Beitrag von Deerhunter » Montag 10. März 2008, 22:36

Einleitung:
Geschrieben habe ich diese Anleitung für mein Smartphone Palm Treo 680 und mein Nokia 6233.
Die ersten Schritte - Vorbereitungen - Wechsel in den Fulldesktop/Advanced Desktop Mode - Installation von Software - sind auch in anderen Posts und Foren beschrieben, der Vollständigkeit halber, damit man nicht immer "springen" muss, habe ich jedoch den gesamten Arbeitsgang beschrieben.

Vorbereitungen:

Zeit nehmen! „Mal eben schnell“ geht nur eins – nämlich in die Hose! Dies gilt ganz besonders für die eventuell ungewohnte Arbeit an der Konsole.
Ich verwende die Begriffe Terminal und Konsole synonym. Sie ist im „Easy Mode“ über „Ctrl-Alt-t“, im Advanced Mode über „Programme“ – „System“ – „Console“ zu erreichen. Wenn ich im folgenden Text „Kommando“ schreibe, ist damit jeweils die Eingabe der folgenden Zeile an der Konsole gemeint.
Das auf dem Eee eingesetzte Linux ist eine speziell angepasste Konfiguration der XANDROS Distribution, die wiederum zu den DEBIAN Derivaten gehört. Man sollte möglichst innerhalb einer Distribution bleiben, wenn man zusätzliche Software installiert, da man ansonsten Gefahr läuft, dass das System instabil wird. Die folgenden Schritte halten sich im Wesentlichen an diese Regel und haben bei mir und vielen anderen Nutzern problemlos funktioniert. Trotzdem übernehme ich natürlich keine Gewähr, dass das so auf allen Eee funktioniert.
Grundsätzlich sollte man – wenn man kein USB-DVD Laufwerk hat – ein Recovery USB Stick über die beiliegende ASUS DVD erstellen.

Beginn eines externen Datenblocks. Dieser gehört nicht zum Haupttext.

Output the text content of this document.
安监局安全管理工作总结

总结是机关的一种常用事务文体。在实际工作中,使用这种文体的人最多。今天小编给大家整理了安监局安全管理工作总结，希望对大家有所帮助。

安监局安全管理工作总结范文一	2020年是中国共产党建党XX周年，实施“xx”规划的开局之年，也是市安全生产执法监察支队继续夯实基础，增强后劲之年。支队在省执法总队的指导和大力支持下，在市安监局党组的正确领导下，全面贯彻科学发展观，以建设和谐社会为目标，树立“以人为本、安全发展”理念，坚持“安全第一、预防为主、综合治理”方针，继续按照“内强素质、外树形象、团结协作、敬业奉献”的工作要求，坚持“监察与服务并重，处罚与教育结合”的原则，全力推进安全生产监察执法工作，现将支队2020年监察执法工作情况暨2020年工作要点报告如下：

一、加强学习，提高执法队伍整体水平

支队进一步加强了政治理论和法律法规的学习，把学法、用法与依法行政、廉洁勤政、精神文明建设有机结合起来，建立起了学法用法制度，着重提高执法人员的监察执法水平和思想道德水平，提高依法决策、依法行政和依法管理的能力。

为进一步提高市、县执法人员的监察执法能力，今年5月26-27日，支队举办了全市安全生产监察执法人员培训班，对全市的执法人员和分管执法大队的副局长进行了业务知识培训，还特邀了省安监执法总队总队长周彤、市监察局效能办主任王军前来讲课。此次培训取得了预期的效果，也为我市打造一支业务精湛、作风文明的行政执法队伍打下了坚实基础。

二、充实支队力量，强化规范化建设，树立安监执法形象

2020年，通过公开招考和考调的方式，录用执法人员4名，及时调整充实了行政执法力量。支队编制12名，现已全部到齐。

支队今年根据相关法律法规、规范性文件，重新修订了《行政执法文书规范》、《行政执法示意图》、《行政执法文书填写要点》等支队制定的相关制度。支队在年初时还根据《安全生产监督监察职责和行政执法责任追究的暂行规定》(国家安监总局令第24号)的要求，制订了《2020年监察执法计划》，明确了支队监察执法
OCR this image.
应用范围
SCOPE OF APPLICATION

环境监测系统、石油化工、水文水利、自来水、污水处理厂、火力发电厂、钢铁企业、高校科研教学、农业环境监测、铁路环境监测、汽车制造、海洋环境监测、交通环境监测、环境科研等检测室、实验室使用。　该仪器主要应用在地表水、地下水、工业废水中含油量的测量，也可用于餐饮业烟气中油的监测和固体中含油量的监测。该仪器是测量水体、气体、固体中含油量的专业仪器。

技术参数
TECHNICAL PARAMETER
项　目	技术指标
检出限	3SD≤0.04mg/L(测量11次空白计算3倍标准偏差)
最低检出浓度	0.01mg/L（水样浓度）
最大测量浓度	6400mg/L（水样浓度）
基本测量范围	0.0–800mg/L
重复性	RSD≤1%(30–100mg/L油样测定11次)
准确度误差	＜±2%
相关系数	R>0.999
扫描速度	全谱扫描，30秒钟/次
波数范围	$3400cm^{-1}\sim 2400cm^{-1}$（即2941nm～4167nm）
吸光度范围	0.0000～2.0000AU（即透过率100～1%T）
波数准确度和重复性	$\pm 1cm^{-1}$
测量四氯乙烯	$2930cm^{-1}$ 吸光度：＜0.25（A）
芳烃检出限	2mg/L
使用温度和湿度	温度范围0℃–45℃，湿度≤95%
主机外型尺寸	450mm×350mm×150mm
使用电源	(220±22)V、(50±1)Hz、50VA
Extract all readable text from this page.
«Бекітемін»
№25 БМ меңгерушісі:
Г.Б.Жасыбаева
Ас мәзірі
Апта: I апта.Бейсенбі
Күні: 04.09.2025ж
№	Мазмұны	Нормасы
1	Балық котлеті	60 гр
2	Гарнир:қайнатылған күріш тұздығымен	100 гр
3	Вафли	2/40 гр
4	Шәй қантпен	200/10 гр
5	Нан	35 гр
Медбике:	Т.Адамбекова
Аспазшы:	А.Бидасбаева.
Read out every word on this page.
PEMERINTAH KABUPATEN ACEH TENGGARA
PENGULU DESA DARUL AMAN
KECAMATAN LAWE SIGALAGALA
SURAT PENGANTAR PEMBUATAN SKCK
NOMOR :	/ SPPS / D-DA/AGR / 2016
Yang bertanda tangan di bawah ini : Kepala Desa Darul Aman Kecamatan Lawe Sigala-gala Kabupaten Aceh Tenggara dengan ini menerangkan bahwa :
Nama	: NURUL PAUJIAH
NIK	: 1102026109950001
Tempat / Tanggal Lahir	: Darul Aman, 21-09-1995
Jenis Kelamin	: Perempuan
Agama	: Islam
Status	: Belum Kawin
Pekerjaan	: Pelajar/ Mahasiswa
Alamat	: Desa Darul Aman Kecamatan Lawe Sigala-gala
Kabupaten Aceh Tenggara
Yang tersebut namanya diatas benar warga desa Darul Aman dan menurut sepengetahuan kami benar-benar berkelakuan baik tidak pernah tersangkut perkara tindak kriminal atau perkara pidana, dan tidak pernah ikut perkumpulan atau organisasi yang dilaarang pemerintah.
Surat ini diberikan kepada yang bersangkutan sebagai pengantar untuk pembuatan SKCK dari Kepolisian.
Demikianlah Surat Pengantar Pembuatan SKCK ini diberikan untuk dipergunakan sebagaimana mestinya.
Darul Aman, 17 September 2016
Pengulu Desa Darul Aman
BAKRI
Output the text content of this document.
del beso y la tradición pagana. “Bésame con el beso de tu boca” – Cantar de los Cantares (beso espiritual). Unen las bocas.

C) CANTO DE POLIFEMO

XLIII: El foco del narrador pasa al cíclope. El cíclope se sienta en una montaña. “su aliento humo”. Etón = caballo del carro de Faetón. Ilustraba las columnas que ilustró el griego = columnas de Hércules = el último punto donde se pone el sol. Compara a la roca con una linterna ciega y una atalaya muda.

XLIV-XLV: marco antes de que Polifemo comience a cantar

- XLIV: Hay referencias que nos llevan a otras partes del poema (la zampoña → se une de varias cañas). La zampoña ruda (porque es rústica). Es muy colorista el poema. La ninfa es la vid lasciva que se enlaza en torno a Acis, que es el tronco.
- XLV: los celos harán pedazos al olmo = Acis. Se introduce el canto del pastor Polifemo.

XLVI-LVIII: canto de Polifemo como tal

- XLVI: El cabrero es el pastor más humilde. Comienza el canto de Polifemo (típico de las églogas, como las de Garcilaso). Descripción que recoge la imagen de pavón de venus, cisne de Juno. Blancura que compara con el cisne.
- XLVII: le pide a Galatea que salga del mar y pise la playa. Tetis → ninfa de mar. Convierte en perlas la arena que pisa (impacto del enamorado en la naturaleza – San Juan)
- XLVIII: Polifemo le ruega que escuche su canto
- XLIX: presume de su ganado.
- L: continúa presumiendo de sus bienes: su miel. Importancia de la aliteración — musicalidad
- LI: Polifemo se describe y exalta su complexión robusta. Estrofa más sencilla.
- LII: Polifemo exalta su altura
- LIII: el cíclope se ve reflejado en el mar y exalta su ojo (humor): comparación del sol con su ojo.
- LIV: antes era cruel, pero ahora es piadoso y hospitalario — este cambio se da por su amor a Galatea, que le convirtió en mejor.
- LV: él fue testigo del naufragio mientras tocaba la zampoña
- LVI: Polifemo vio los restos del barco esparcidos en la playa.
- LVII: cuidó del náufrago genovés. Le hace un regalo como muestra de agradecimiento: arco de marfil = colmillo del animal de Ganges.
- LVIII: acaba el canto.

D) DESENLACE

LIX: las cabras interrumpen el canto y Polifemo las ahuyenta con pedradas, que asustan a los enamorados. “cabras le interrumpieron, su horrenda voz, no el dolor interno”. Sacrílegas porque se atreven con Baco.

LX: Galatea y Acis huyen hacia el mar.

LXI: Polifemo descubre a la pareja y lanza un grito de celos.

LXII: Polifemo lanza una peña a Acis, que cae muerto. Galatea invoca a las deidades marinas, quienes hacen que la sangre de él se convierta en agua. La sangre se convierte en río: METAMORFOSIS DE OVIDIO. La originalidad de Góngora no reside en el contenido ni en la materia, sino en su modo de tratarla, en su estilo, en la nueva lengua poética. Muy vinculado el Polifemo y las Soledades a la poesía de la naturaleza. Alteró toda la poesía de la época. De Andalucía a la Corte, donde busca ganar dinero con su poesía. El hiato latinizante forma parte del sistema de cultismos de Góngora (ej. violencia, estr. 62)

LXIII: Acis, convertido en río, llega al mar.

Benötigte Kapazität: 1GB (Nicht wundern, wenn das Install-Tool 1,3 GB anzeigt, belegt sind nachher ca. 850 MB)
Als zusätzliches Werkzeug empfehle ich ein Linux-Live System auf einem zweiten USB Stick, wie Puppy-Linux. Das braucht gerade mal 40 MB, da reicht ein 126 MB Stick.
Da ein wenig Arbeit an der Konsole notwendig ist, sollte man ggf. eine Linux-Befehls Referenz mit den Grundbefehlen bereithalten (z.B.: http://www.linuxforen.de/forums/showpos ... ostcount=7
oder
http://www.tnt-computer.de/yanip/lbefehle.html)
Keine Sorge, man braucht nur eine Handvoll:
„sudo“ - Wechsel in „root“-Modus
„cd“ - Verzeichniswechsel:
„cd ..“ – eines höher, bzw „cd name“ – öffne Verzeichnis „name“
„ls“ – Verzeichnisinhalt anzeigen
„mc” - Midnight Comander Dateimanager
… und die, die in u.a. Tutorial stehen.
Wichtig: Die Eingaben an der Konsole/Terminal sind kontextsensitiv und mitunter werden jede Menge Sonderzeichen mit und ohne Leerzeichen verwendet. Wer die Möglichkeit hat und ggf absoluter Newbie ist (oder altersgetrübte Augen hat wie ich) sollte ggf. einen externen Monitor und eine USB Tastatur nutzen, das macht´s ggf einfacher, wenn man am System herumwerkelt.
Datensicherung
Wie immer – eigene Daten und Einstellungen sichern: Die Firefox und Thunderbird Dateien und Einstellungen liegen z.B. im Home-Verzeichnis unter „.mozilla“ und „.thunderbird“
Da sie versteckt sind ( ein Punkt vor dem Name), muss man im „File Manger“ – „Ansicht“ – „Ausgeblendete Dateien anzeigen“ und „Alle Dateisysteme anzeigen“ anklicken.
Da wir bei den folgenden Arbeiten an der Paketverwaltung werkeln werden und dies ein Herzstück unseres Systems ist, sollten wir vorher folgende Dateien auf einen externen Datenträger (USB-Stick) sichern:
Die /etc/apt/sources.list und die /var/lib/dpkg/status. Beide erreicht man mit den Dateimanager über „Alle Dateisysteme“, dann auf das Ordnersymbol mit dem „/“ klicken und dann dem jeweiligen Pfad folgen. Dann wie unter Windows“ Rechtsklick auf die Datei – kopieren – in Sicherungsverzeichnis wechseln – einfügen – fertig.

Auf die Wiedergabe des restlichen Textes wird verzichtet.